ADBE » Topics » Warrants

This excerpt taken from the ADBE 8-K filed Jan 4, 2010.

Warrants

 

Concurrent with the execution of the Purchase Agreement, the Company and WPP USA also entered into an Enterprise Channel Partner Agreement (the “Enterprise Agreement”), which specifies the terms under which WPP will resell and market the Company’s online business optimization services.  In the event WPP USA achieves certain performance milestones under the Enterprise Agreement, the Company will issue to WPP a warrant (the “Warrant”) to purchase a number of shares of the Company’s common stock to be determined by dividing an amount ranging from $0 to $10,000,000, with the exact amount to be based on WPP USA’s achievement of certain performance milestones under the Enterprise Agreement, by the exercise price per share of the Warrant.
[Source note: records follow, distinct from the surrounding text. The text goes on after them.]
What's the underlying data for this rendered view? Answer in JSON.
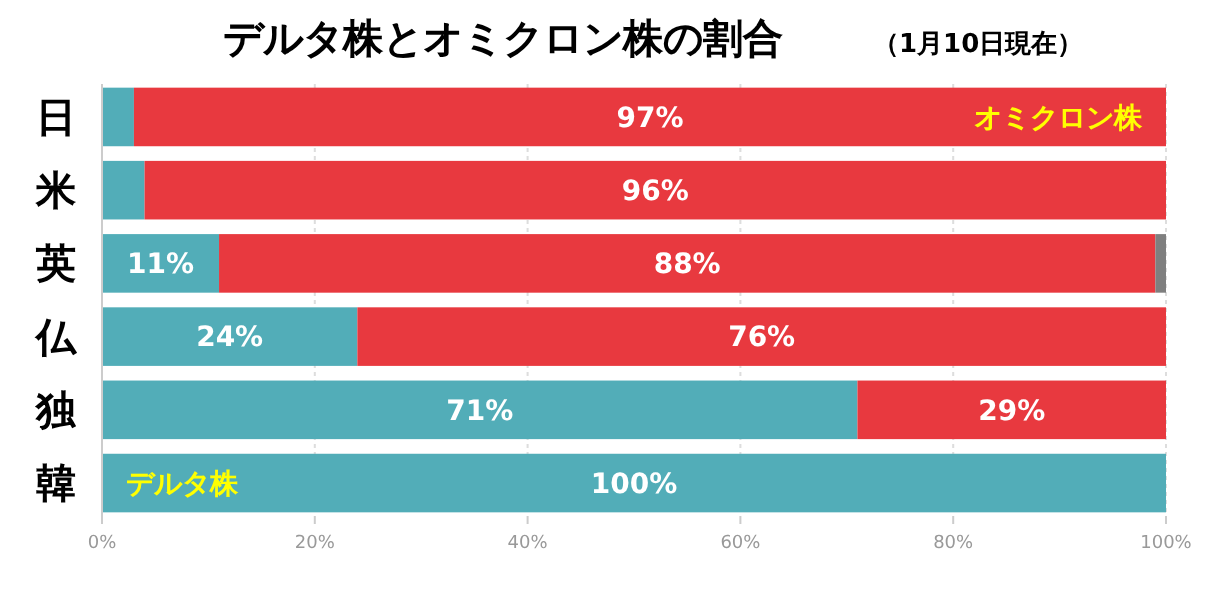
{
  "chart_data": {
    "type": "bar",
    "orientation": "horizontal",
    "stacked": true,
    "title": "デルタ株とオミクロン株の割合",
    "subtitle": "（1月10日現在）",
    "categories": [
      "日",
      "米",
      "英",
      "仏",
      "独",
      "韓"
    ],
    "series": [
      {
        "name": "デルタ株",
        "color": "#52adb8",
        "values": [
          3,
          4,
          11,
          24,
          71,
          100
        ],
        "value_labels": [
          null,
          null,
          "11%",
          "24%",
          "71%",
          "100%"
        ]
      },
      {
        "name": "オミクロン株",
        "color": "#e8393f",
        "values": [
          97,
          96,
          88,
          76,
          29,
          0
        ],
        "value_labels": [
          "97%",
          "96%",
          "88%",
          "76%",
          "29%",
          null
        ]
      },
      {
        "color": "#7f7f7f",
        "values": [
          0,
          0,
          1,
          0,
          0,
          0
        ]
      }
    ],
    "xlim": [
      0,
      100
    ],
    "xticks": [
      {
        "value": 0,
        "label": "0%"
      },
      {
        "value": 20,
        "label": "20%"
      },
      {
        "value": 40,
        "label": "40%"
      },
      {
        "value": 60,
        "label": "60%"
      },
      {
        "value": 80,
        "label": "80%"
      },
      {
        "value": 100,
        "label": "100%"
      }
    ],
    "grid": "x"
  }
}
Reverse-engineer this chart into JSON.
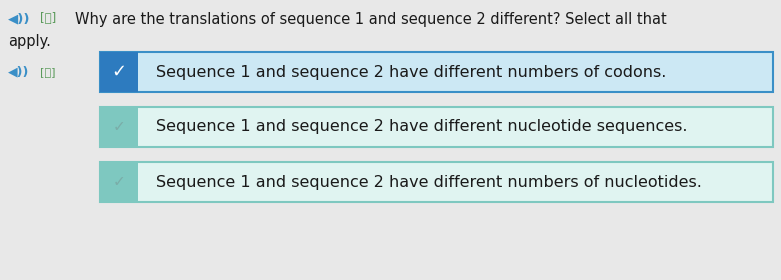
{
  "question_line1": "◄)) 翻 Why are the translations of sequence 1 and sequence 2 different? Select all that",
  "question_line2": "apply.",
  "answers": [
    "Sequence 1 and sequence 2 have different numbers of codons.",
    "Sequence 1 and sequence 2 have different nucleotide sequences.",
    "Sequence 1 and sequence 2 have different numbers of nucleotides."
  ],
  "answer_bold": [
    false,
    false,
    false
  ],
  "box_bg_colors": [
    "#cce8f4",
    "#e0f4f1",
    "#e0f4f1"
  ],
  "box_border_colors": [
    "#3a8fc7",
    "#7ec8c0",
    "#7ec8c0"
  ],
  "box_left_bar_color": "#2d7bbf",
  "check_color_1": "#ffffff",
  "check_color_23": "#7aada8",
  "bg_color": "#e8e8e8",
  "question_fontsize": 10.5,
  "answer_fontsize": 11.5,
  "icon_color": "#3a8fc7",
  "icon_color_green": "#5a9a5a"
}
The exercise price of the Warrant equals the arithmetic average of the daily volume weighted-average prices of the Company’s common stock for the five consecutive trading days immediately prior to April 15, 2010.

 

The Enterprise Agreement contemplates that if the performance milestones are met, the Warrant will be issued on or around April 15, 2010, and will be subject to periodic vesting over a period of 21 months following its issuance, so long as the Enterprise Agreement remains in effect, subject to certain exceptions.  Through September 30, 2009, the Company did not record any expense associated with the Warrant because management does not believe the recognition criteria for recording an expense under applicable accounting guidance has yet been met.  At each balance sheet date, the Company will reassess the likelihood of WPP achieving the performance milestones.  If the Company determines at that time that it is likely the milestones will be achieved, the fair value of the warrant will be amortized as a reduction to revenues over the period the warrant is earned beginning on the date of the Enterprise Agreement.

 

During 2002, the Company entered into a settlement agreement related to outstanding notes payable that required the Company to issue warrants to purchase 245,495 shares of the Company’s common stock. The warrants became exercisable on March 31, 2004. The fair value of the warrants of $14,730 was calculated using the Black-Scholes-Merton valuation method with the following assumptions: risk-free interest rate of 5.02%; expected volatility of 0.7%; no dividend yield; and an expected life of the warrants of ten years. The warrants have an exercise price of $0.40 per share and expire on February 26, 2012. At December 31, 2008 and September 30, 2009, these warrants to purchase 245,495 shares of the Company’s common stock were outstanding.